BAE Systems has awarded design and development contracts for four more key systems on the U.K.’s future Type 26 warships, underscoring the vessel’s emphasis on stealth.

Rolls-Royce will provide the gas turbine element of the Type 26’s Codeleg (combined diesel-electric and gas) propulsion system, in the form of a self-contained module housing a 36-40 MW MT30 engine. MTU (jointly owned by Rolls-Royce and Daimler-Benz) is contributing the diesel element, comprising four V-20 high-speed diesels and generators in an insulated module, providing a total of 12 megawatts for cruising power and ship systems. David Brown Gear Systems will use technology from the Astute-class submarine in the reduction gearbox that connects the two propeller shafts to the MT30.

The power system allows the gas turbine and gearbox to be clutched out and shut down at low speeds. The diesel-electric module has no mechanical connection to the ship and is heavily insulated and mounted on tuned isolators.

A fourth contract went to the U.K. division of Rohde & Schwartz for the ship’s integrated communications system.

BAE says that about 70 design and development contracts on the new ship class remain to be awarded, with about half to be assigned this year and the remainder in 2014. The British defense ministry, meanwhile, will select weapons and some sensors; a competition for the 5-in/127 mm main gun is under way, pitting BAE Systems against Oto Melara. The gun is expected to fire extended-range and guided rounds.
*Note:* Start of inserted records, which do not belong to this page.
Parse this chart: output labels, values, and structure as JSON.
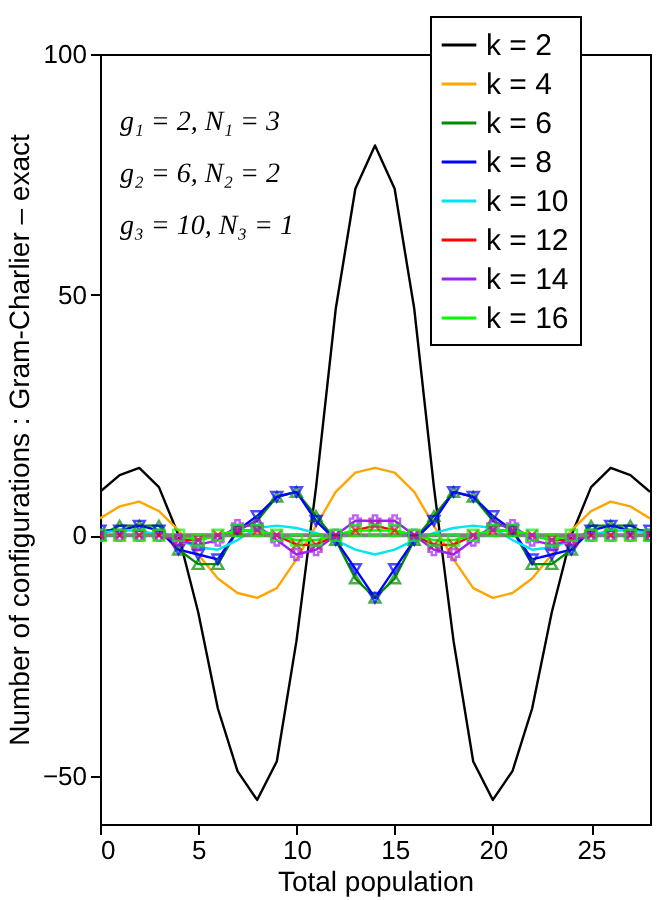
{
  "chart_data": {
    "type": "line",
    "xlabel": "Total population",
    "ylabel": "Number of configurations : Gram-Charlier – exact",
    "x": [
      0,
      1,
      2,
      3,
      4,
      5,
      6,
      7,
      8,
      9,
      10,
      11,
      12,
      13,
      14,
      15,
      16,
      17,
      18,
      19,
      20,
      21,
      22,
      23,
      24,
      25,
      26,
      27,
      28
    ],
    "xlim": [
      0,
      28
    ],
    "xticks": [
      0,
      5,
      10,
      15,
      20,
      25
    ],
    "ylim": [
      -60,
      100
    ],
    "yticks": [
      -50,
      0,
      50,
      100
    ],
    "grid": false,
    "legend": "top right",
    "annotations": [
      "g₁ = 2, N₁ = 3",
      "g₂ = 6, N₂ = 2",
      "g₃ = 10, N₃ = 1"
    ],
    "ref_lines": [
      {
        "axis": "y",
        "value": 0,
        "color": "#808080"
      }
    ],
    "series": [
      {
        "name": "k = 2",
        "color": "#000000",
        "marker": "none",
        "values": [
          9,
          12.5,
          14,
          10,
          0,
          -16,
          -36,
          -49,
          -55,
          -47,
          -22,
          10,
          47,
          72,
          81,
          72,
          47,
          10,
          -22,
          -47,
          -55,
          -49,
          -36,
          -16,
          0,
          10,
          14,
          12.5,
          9
        ]
      },
      {
        "name": "k = 4",
        "color": "#ffa500",
        "marker": "none",
        "values": [
          3.5,
          6,
          7,
          5,
          1,
          -4,
          -9,
          -12,
          -13,
          -11,
          -5,
          2,
          9,
          13,
          14,
          13,
          9,
          2,
          -5,
          -11,
          -13,
          -12,
          -9,
          -4,
          1,
          5,
          7,
          6,
          3.5
        ]
      },
      {
        "name": "k = 6",
        "color": "#008b00",
        "marker": "triangle",
        "values": [
          0,
          2,
          2,
          2,
          -3,
          -6,
          -6,
          1,
          3,
          8,
          9,
          4,
          -1,
          -9,
          -13,
          -9,
          -1,
          4,
          9,
          8,
          3,
          1,
          -6,
          -6,
          -3,
          2,
          2,
          2,
          0
        ]
      },
      {
        "name": "k = 8",
        "color": "#0000ff",
        "marker": "triangle-down",
        "values": [
          1,
          1,
          2,
          1,
          -3,
          -4,
          -5,
          1,
          4,
          8,
          9,
          3,
          -1,
          -7,
          -13,
          -7,
          -1,
          3,
          9,
          8,
          4,
          1,
          -5,
          -4,
          -3,
          1,
          2,
          1,
          1
        ]
      },
      {
        "name": "k = 10",
        "color": "#00e5ee",
        "marker": "none",
        "values": [
          0.5,
          1,
          1,
          0,
          -1,
          -2.5,
          -3,
          -1,
          1.5,
          2,
          1.5,
          0.5,
          -1,
          -3,
          -4,
          -3,
          -1,
          0.5,
          1.5,
          2,
          1.5,
          -1,
          -3,
          -2.5,
          -1,
          0,
          1,
          1,
          0.5
        ]
      },
      {
        "name": "k = 12",
        "color": "#ff0000",
        "marker": "cross",
        "values": [
          0,
          0,
          0,
          0,
          -1,
          -1,
          0,
          1,
          1,
          0,
          -2,
          -2,
          0,
          1,
          2,
          1,
          0,
          -2,
          -2,
          0,
          1,
          1,
          0,
          -1,
          -1,
          0,
          0,
          0,
          0
        ]
      },
      {
        "name": "k = 14",
        "color": "#a020f0",
        "marker": "plus",
        "values": [
          0,
          0,
          0,
          0,
          -1,
          -2,
          -1,
          2,
          2,
          -1,
          -4,
          -3,
          0,
          3,
          3,
          3,
          0,
          -3,
          -4,
          -1,
          2,
          2,
          -1,
          -2,
          -1,
          0,
          0,
          0,
          0
        ]
      },
      {
        "name": "k = 16",
        "color": "#00ff00",
        "marker": "square",
        "values": [
          0,
          0,
          0,
          0,
          0,
          -1,
          0,
          1,
          1,
          0,
          -1,
          -1,
          0,
          1,
          1,
          1,
          0,
          -1,
          -1,
          0,
          1,
          1,
          0,
          -1,
          0,
          0,
          0,
          0,
          0
        ]
      }
    ]
  }
}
The U.K. government also announced a production contract this week for the Type 26’s anti-air weapon, the MBDA Sea Ceptor missile, which together with the BAE Artisan radar is being retrofitted to the ships that Type 26 will replace, the Royal Navy’s Type 23 frigates. The new warship will carry 48 Sea Ceptor rounds in two 24-missile silos located fore and aft, and also will have space for up to 24 anti-ship or land-attack missiles.

Other future contracts include the handling system for the Type 26’s modular mission bay, located forward of the helicopter hangar at main-deck level. The system will be designed to move payloads such as rigid hull inflatable boats and unmanned surface and underwater vehicles around the bay, and launch and recover them through side doors.

The Main Gate decision to build 13 Type 26s in two subtypes — anti-submarine and general-purpose — is expected in time to allow construction to start in 2016, with the ships entering service after 2020.